Aligning Software-related Strategies in Multi-Organizational Settings
Aligning the activities of an organization with its business goals is a challenging task that is critical for success. Alignment in a multi-organizational setting requires the integration of different internal or external organizational units. The anticipated benefits of multi-organizational alignment consist of clarified contributions and increased transparency of the involved organizational units. The GQM+Strategies approach provides mechanisms for explicitly linking goals and strategies within an organization and is based on goal-oriented measurement. This paper presents the process and first-hand experience of applying GQM+Strategies in a multi-organizational setting from the aerospace industry. Additionally, the resulting GQM+Strategies grid is sketched and selected parts are discussed. Finally, the results are reflected on and an overview of future work is given.
💡 Research Summary
The paper tackles the perennial challenge of aligning an organization’s activities with its business objectives, focusing specifically on the added complexity that arises when multiple internal or external units must cooperate. In such multi‑organizational settings, the benefits of alignment—clearer contribution mapping and increased transparency—are especially valuable, yet achieving them is difficult because each participant brings its own goals, processes, and culture. To address this, the authors adopt the GQM+Strategies framework, an extension of the Goal‑Question‑Metric (GQM) approach that explicitly incorporates a strategy layer, thereby linking high‑level business goals to concrete tactics and measurable indicators.
The study is grounded in a real‑world aerospace project that involved four distinct entities: a prime contractor, a design department, a manufacturing partner, and a testing/ certification agency. The authors began by convening a series of workshops to surface a set of shared business goals—system safety, schedule adherence, and cost efficiency. Each organization then derived its own strategic objectives that would support these overarching goals. These strategies were broken down into sub‑goals, which in turn generated specific measurement questions and associated metrics. The resulting artefact, a GQM+Strategies grid, visually maps the hierarchy from business goal to metric, making the relationships transparent to all stakeholders.
Key findings from the application include: (1) the grid clarified how each organization’s work contributed to the common goals, fostering a sense of shared responsibility; (2) new collaboration‑focused metrics—such as interface change approval latency and information‑sharing frequency—were introduced, improving visibility into inter‑organizational processes; (3) the visual mapping enabled project managers to monitor goal attainment in near real‑time and to detect strategic deviations early, allowing prompt corrective actions. However, the authors also report challenges. The added strategy layer can lead to an explosion of metrics, increasing administrative overhead, and cultural differences sometimes cause divergent interpretations of the same goal. To mitigate these issues, they recommend continuous feedback loops, periodic training, and a prioritisation scheme for metrics.

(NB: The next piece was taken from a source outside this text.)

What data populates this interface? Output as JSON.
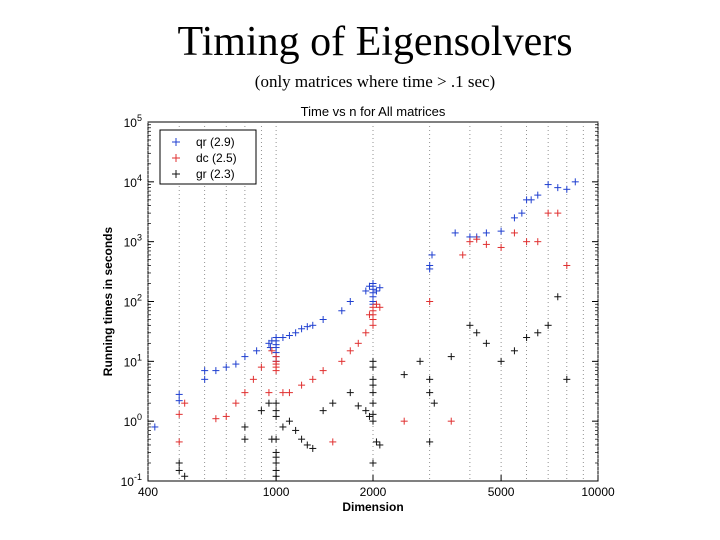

In the concluding section, the paper emphasizes that GQM+Strategies proved effective for systematic alignment in a complex, multi‑organizational aerospace context. Future work will explore automated tools for goal‑strategy mapping, extend the approach to other domains such as automotive and healthcare, and investigate long‑term performance tracking through advanced data analytics. Overall, the study contributes both a practical methodology for practitioners dealing with multi‑organizational alignment and empirical evidence that enriches the academic discourse on goal‑oriented measurement frameworks.